The episode has been portrayed as a victory of the little guy over Wall Street titans, but not everyone is buying it. Lawmakers from both parties are among the skeptics.

GameStop shares soared 1,600% in January before falling back to Earth. Entangled in the drama are huge short-selling hedge funds, a social media message board and ordinary investors wanting in on the hottest new trade.

The House Financial Services Committee holds a hearing Thursday. The head of the panel, Rep. Maxine Waters, D-Calif., is homing in on hedge funds, which she says have a history of “predatory short-selling."

“We must deal with the hedge funds whose unethical conduct directly led to the recent market volatility,” Waters said in a statement.

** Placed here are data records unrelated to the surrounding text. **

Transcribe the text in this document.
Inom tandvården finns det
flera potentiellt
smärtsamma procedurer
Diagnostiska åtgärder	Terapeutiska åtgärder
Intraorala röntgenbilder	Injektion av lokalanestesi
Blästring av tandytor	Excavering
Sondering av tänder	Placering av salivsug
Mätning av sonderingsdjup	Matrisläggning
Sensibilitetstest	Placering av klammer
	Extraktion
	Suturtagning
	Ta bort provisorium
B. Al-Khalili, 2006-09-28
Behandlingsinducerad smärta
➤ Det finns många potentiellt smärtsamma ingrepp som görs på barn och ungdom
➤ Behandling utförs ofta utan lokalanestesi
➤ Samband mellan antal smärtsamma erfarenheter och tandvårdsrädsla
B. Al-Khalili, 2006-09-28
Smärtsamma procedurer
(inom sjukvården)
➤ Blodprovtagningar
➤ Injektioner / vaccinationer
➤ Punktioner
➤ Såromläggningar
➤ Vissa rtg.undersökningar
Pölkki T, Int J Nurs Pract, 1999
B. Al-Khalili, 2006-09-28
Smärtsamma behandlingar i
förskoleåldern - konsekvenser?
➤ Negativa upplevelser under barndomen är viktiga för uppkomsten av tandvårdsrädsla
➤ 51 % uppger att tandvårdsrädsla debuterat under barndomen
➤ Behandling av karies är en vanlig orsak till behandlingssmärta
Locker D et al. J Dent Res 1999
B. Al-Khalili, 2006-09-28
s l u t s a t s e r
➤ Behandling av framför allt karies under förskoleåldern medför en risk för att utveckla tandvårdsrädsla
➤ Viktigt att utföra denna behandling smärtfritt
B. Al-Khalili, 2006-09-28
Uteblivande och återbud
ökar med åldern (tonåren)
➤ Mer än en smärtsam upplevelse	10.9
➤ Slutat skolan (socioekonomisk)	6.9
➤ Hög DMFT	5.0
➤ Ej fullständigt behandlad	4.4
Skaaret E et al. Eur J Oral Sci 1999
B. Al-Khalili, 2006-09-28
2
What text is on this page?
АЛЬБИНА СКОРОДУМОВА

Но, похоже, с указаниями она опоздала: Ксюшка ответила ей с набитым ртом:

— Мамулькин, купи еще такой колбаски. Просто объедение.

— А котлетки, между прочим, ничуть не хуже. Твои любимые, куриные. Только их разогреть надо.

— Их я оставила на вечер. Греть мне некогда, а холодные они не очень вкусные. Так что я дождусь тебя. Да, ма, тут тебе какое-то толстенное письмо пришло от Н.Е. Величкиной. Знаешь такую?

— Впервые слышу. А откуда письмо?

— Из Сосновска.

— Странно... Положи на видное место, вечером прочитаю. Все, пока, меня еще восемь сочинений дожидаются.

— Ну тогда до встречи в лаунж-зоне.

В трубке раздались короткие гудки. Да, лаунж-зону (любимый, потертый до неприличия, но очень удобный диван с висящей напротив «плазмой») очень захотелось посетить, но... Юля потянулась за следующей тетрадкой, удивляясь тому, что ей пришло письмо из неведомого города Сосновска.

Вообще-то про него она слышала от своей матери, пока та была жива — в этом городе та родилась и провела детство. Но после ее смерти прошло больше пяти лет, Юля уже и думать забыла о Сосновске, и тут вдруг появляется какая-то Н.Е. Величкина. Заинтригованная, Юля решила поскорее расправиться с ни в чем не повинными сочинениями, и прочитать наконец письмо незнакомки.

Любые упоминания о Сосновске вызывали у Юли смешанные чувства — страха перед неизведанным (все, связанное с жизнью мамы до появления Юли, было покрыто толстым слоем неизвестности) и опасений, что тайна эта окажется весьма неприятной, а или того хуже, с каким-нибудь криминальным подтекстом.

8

With short-selling, investors bet a stock’s price will drop. Defenders of the practice say it's a tool for uncovering a stock's true value and due-diligence investigating of companies.

The players in the hearing include a swaggering 34-year-old YouTube personality and GameStop evangelist; one of the richest and most prominent investment tycoons; and the CEO of the online platform Robinhood that hosted a tsunami of speculative GameStop trading but faced intense criticism for restricting trading at the height of the frenzy.

The CEO, Vlad Tenev, is denying speculation from some lawmakers that Robinhood acted to favor its big Wall Street clients when it blocked customers on Jan. 28 from buying shares of GameStop and a dozen other companies. The restrictions lasted in some form for days.

The accusation is that Robinhood changed the rules of the road midway through to favor big clients that stood to lose money if GameStop shares kept rising.